Parcoursup 2024 mode d’emploi. Un mois après l’ouverture de Parcoursup.gouv.fr permettant aux candidats de consulter l’offre de formation disponible, la phase d’inscription et de formulation des vœux de Parcoursup a débuté ce mercredi 17 janvier 2024 en début d’après-midi.
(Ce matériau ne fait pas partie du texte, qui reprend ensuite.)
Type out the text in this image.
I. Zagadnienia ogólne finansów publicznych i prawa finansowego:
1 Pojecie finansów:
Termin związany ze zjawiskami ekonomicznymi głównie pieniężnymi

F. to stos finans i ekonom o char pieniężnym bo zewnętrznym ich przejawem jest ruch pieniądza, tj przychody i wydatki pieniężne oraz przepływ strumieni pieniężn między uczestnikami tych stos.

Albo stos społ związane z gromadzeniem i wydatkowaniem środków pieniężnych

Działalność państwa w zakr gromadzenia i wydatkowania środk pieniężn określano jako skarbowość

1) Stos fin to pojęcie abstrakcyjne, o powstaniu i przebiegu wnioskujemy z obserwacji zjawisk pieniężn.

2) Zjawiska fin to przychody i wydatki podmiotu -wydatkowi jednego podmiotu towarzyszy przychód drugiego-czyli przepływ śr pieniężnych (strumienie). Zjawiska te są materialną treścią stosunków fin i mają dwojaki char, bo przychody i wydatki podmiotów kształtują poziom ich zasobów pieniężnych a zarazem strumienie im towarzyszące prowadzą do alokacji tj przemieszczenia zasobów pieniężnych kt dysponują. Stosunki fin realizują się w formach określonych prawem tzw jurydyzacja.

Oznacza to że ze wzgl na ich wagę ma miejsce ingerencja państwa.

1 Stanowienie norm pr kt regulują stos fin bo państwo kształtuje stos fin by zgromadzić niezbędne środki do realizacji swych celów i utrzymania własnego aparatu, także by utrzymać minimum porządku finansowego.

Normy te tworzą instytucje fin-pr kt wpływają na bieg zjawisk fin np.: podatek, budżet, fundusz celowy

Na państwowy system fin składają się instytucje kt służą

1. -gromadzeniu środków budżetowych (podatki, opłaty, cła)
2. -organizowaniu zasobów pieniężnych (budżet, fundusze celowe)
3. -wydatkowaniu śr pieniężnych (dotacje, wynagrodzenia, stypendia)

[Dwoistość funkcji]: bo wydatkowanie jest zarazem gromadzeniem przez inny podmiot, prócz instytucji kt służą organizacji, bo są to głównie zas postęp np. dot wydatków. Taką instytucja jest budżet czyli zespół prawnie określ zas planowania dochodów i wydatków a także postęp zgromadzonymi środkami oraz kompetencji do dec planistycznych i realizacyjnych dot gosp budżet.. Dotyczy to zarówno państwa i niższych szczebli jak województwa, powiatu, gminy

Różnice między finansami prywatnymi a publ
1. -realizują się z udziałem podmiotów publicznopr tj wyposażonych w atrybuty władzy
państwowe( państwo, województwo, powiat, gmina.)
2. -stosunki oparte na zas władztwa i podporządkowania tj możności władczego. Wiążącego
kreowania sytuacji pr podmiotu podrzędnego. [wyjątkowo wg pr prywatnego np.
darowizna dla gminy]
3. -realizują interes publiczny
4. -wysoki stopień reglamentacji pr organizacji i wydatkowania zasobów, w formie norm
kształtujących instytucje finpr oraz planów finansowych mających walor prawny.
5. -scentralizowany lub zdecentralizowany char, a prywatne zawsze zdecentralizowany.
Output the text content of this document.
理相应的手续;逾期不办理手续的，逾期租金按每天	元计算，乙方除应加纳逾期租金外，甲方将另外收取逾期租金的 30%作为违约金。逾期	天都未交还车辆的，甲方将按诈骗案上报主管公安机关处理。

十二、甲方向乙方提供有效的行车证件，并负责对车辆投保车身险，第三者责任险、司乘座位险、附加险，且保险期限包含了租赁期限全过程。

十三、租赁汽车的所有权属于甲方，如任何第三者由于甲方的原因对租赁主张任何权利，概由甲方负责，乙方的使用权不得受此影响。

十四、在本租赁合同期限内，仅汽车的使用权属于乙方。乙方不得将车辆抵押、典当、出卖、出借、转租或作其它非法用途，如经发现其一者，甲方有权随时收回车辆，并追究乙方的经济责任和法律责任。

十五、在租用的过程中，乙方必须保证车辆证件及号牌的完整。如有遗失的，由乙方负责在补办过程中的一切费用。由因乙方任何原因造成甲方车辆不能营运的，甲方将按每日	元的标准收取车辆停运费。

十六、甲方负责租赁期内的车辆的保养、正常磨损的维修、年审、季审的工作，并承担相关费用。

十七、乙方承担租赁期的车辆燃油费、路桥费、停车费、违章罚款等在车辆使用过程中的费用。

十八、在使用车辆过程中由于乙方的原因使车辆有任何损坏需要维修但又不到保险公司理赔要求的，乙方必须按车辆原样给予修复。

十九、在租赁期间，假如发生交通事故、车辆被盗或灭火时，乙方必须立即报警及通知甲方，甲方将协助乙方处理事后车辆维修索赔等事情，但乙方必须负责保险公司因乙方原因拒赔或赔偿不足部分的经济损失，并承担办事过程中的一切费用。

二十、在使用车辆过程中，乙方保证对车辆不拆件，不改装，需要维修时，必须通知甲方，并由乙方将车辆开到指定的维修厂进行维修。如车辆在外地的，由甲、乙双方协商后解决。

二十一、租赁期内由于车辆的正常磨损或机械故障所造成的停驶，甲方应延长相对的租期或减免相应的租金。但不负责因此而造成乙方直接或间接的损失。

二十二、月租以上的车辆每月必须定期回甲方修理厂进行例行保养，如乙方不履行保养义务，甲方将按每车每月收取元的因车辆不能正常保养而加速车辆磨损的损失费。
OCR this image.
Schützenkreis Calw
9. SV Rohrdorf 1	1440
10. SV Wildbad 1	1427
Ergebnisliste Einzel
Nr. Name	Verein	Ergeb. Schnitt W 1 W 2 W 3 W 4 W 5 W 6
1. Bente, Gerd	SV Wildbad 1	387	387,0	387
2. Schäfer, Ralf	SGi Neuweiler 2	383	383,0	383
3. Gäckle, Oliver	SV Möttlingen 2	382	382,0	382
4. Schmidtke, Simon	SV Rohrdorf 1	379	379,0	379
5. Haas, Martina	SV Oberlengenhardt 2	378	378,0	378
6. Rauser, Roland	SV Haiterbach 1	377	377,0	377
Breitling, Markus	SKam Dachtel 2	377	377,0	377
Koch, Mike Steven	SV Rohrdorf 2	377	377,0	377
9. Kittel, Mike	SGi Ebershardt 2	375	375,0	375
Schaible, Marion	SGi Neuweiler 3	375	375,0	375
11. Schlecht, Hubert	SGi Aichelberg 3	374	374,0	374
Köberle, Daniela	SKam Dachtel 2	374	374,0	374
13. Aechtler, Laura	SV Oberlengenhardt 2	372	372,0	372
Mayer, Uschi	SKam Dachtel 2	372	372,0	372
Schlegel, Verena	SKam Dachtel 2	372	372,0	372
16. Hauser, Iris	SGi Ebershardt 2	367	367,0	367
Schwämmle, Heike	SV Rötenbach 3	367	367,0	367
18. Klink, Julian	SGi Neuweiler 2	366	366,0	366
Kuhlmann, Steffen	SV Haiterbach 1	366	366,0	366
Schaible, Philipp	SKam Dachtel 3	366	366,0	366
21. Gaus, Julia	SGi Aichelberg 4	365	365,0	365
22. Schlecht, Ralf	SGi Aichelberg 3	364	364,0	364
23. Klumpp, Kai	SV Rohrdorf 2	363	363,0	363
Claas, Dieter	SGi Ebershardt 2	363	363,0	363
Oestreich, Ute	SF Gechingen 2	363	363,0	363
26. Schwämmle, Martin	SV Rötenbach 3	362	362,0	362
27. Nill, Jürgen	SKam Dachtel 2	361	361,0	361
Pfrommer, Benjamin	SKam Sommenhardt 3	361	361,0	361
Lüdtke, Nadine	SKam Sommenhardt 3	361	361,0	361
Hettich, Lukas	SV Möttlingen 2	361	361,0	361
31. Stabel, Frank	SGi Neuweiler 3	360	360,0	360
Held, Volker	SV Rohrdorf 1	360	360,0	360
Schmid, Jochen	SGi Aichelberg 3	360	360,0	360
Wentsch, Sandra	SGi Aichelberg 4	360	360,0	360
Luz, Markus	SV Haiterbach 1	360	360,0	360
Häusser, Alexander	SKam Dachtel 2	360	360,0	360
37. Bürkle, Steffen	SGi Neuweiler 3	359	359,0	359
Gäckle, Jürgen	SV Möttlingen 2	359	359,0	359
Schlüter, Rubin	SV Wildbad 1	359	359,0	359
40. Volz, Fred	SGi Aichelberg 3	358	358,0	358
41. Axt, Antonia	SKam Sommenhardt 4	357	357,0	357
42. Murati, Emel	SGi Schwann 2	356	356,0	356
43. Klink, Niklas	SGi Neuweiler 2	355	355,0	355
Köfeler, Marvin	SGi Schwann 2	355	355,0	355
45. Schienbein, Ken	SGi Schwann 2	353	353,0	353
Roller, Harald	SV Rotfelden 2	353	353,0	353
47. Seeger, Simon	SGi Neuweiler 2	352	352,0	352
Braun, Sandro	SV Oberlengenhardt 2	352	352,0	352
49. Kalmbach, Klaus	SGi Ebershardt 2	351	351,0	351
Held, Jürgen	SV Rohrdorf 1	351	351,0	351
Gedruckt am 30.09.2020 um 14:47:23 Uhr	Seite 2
La plateforme propose comme l’an passé environ 23 000 formations reconnues par l’État.

Plusieurs nouvelles fonctionnalités ont été implémentées :

  • « Favoris » : les candidats peuvent désormais conserver la mémoire de leur recherche de formations et apporter pour eux-mêmes des appréciations qu’ils pourront conserver et retrouver au moment de formuler leurs vœux (fonction « favoris ») ;
  • Rappel journées portes ouvertes : pour ces formations conservées en favori, les candidats peuvent recevoir un rappel calendrier des journées portes ouvertes ;
  • Comparateur : les candidats peuvent comparer les formations en les sélectionnant
  • Calendrier :  un module calendrier  permet de visualiser sur une agenda en ligne les dates clés de Parcoursup

Les candidats ont jusqu’au jeudi 14 mars 2024 inclus pour formuler 10 vœux maximum, non hiérarchisés, puis jusqu’au mercredi 3 avril 2024 inclus pour finaliser leur dossier et confirmer leurs vœux.

Après l’analyse des dossiers par les enseignants des formations supérieures, les candidats recevront une réponse pour chacun de leurs vœux le 30 mai 2024 et les propositions d’admission seront envoyées tout au long de la phase d’admission principale, qui sera close le 12 juillet 2024, à l’issue des résultats du baccalauréat.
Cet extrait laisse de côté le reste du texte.